Over the last few years, Dropbox engineers have rewritten their client-side sync engine from scratch. This would not have been possible had they not defined a clear testing strategy to allow them to build and ship the new engine through a quick release cycle, writes Dropbox engineer Isaac Goldberg.
The key requirement that ensured the new sync protocol, Nucleus, was testable was the principle of "designing away invalid states" thanks to the use of Rust's type system. This was a clear step forward from the old sync engine, which evolved in such a way it could transition through invalid states to reach its final, supposedly legal state. The key design decision that made this shift possible was representing Nucleus state through three trees associated to consistent filesystem states: the remote filesystem state, the local filesystem state, and the last known fully synced state.
The Synced Tree is the key innovation that lets us unambiguously derive the correct sync result. If you’re familiar with version control, you can think of each node in the Synced Tree as a merge base. A merge base allows us to derive the direction of a change, answering the question: “did the user edit the file locally or was it edited on dropbox.com?”
Another key difference between Dropbox legacy sync engine and Nucleus lies with their concurrency models. While the legacy engine used threading in a completely free way, Nucleus ties all control tasks to a single thread, with only secondary operations such as I/O and hashing offloaded to background threads. For testing purposes, all background operations can be serialized to the main thread, ensuring thus test reproducibility and determinism.
The cornerstone of Dropbox testing strategy are randomized tests, due to the amount of edge cases that could arise when you run on hundreds of millions of users' machines. To make test randomization effective, says Goldberg, it must be fully deterministic and reproducible. This is accomplished by using a pseudo-random number generator and logging the random seed used to initialize it in case a test fails. This approach makes it possible to re-run a random test that failed to investigate it further.

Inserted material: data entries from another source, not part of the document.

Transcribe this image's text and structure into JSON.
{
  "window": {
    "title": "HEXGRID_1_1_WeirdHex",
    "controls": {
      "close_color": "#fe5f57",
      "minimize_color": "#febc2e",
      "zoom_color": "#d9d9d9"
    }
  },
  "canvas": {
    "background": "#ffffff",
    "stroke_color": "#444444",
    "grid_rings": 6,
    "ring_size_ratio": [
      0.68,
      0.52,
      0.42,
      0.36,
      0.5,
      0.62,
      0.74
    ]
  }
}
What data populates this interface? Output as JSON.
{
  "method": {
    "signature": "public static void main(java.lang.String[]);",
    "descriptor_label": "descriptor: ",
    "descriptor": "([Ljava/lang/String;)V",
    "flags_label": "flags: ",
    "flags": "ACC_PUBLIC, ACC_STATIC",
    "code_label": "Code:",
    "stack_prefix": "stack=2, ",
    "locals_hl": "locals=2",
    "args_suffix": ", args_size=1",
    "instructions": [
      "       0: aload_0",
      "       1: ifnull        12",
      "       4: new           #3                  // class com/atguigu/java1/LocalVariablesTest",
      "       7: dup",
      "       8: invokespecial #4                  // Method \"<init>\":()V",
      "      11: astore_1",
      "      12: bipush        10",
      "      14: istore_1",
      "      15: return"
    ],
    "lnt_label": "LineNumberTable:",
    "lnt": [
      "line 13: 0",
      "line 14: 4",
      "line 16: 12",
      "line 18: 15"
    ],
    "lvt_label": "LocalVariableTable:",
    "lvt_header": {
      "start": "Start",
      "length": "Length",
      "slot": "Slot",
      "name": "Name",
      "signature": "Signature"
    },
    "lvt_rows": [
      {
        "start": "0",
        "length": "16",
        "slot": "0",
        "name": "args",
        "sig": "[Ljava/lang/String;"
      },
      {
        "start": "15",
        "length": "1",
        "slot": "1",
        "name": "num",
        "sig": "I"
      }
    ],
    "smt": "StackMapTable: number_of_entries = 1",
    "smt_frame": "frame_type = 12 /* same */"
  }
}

Every night we run tens of millions of randomized test runs. In general, they are 100% green on the latest master. When a regression sneaks in, CI automatically creates a tracking task for each failing seed, including also the hash of the latest commit at the time.
Goldberg further details how two testing frameworks used by Nucleus work. One is CanopyCheck, meant to catch bugs in the planner, the core algorithm in Dropbox sync engine, responsible for building a series of operations that can incrementally converge the three trees that represent Nucleus' state. CanopyCheck thus generates three test trees representing the remote and the local filesystem plus the last known synced state, then iteratively asks the planner to process the trees until they have fully converged. In doing so, it enforces a number of invariants, based on an analysis of the generated trees, that ensure the final synced result is correct.
CanopyCheck leverages Haskell QuickCheck approach consisting in attempting to find a minimally-complex input that reproduces the failure for each failed test case. This approach is called "minimization" and is carried through in CanopyCheck by iteratively removing nodes from the input trees and verifying that the failure persists.
The second testing framework Goldberg describes in details is Trinity, which focuses on engine's concurrency and specifically on race conditions. Trinity makes heavy use of mocking to interact with Nucleus in random ways by injecting all kinds of async behaviour, such as modifying the local or remote state, simulating I/O failures, controlling timings, and so on. One subtle bit about Trinity behaviour is it runs fully on the main thread along with Nucleus using Rust Futures. Trinity intercepts all futures used by Nucleus and decides which one is to fail or succeed. Trinity can also work in non-mocked state, i.e. use the native filesystem and networking, to reproduce platform-specific edge cases, albeit at the expense of time efficiency.
All in all, thanks to this approach, Dropbox engineers could rewrite their sync engine without incurring the risk of regressing a huge number of bug fixes accumulated along the lifecycle of their legacy engine. The original article by Goldberg includes much more fine detail than what can be covered here, so make sure you do not miss it if interested.